Daren O'Leary
- Born: Daren Stephen O'Leary 27 June 1973 (age 52) Harold Wood, England
- Height: 6 ft 0 in (1.83 m)
- Weight: 15 st 0 lb (95 kg)

Rugby union career
- Position: Wing

Senior career
- Years: Team / Apps / (Points)
- 1991–1992: Saracens
- 1992–2001: Harlequins / 193 / (559)
- 2001–2003: Gloucester / 23 / (25)
- 2004–2005: Worcester / 15 / (0)
- –: Moseley
- –: Barbarian F.C.

= Daren O'Leary =

English rugby union player

Daren O'Leary (born 27 June 1973 in Harold Wood, England) was a rugby union player who represented Saracens, Harlequins, Gloucester, Worcester and Moseley. Now retired, he is a professional rugby union agent with Top Marque Sports.

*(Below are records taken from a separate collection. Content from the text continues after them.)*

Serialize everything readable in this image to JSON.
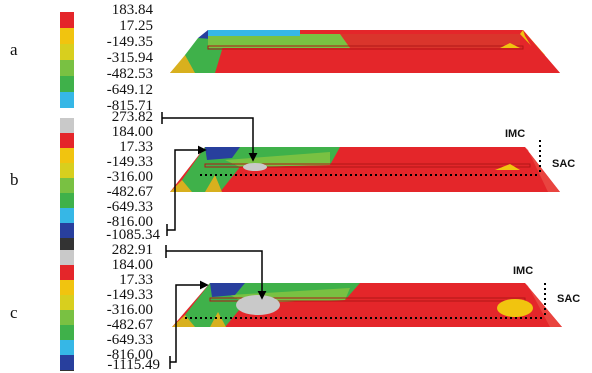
{
  "panels": [
    {
      "label": "a",
      "legend": [
        "183.84",
        "17.25",
        "-149.35",
        "-315.94",
        "-482.53",
        "-649.12",
        "-815.71"
      ],
      "colors": [
        "#e4262a",
        "#f1c40f",
        "#d8cf1e",
        "#79c142",
        "#3fb14a",
        "#36b7e6",
        "#283f9d"
      ]
    },
    {
      "label": "b",
      "legend": [
        "273.82",
        "184.00",
        "17.33",
        "-149.33",
        "-316.00",
        "-482.67",
        "-649.33",
        "-816.00",
        "-1085.34"
      ],
      "colors": [
        "#c9c9c9",
        "#e4262a",
        "#f1c40f",
        "#d8cf1e",
        "#79c142",
        "#3fb14a",
        "#36b7e6",
        "#283f9d",
        "#333333"
      ],
      "annotations": [
        "IMC",
        "SAC"
      ]
    },
    {
      "label": "c",
      "legend": [
        "282.91",
        "184.00",
        "17.33",
        "-149.33",
        "-316.00",
        "-482.67",
        "-649.33",
        "-816.00",
        "-1115.49"
      ],
      "colors": [
        "#c9c9c9",
        "#e4262a",
        "#f1c40f",
        "#d8cf1e",
        "#79c142",
        "#3fb14a",
        "#36b7e6",
        "#283f9d",
        "#333333"
      ],
      "annotations": [
        "IMC",
        "SAC"
      ]
    }
  ]
}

Whilst at Gloucester he started in the 2002 Zurich Championship Final (the year before winning the play-offs constituted winning the English title) in which Gloucester defeated Bristol.

O'Leary was part of the senior England squad for the 1993 Five Nations Championship and the 1997 England rugby union tour of Argentina and Australia, but was ultimately never capped at that level.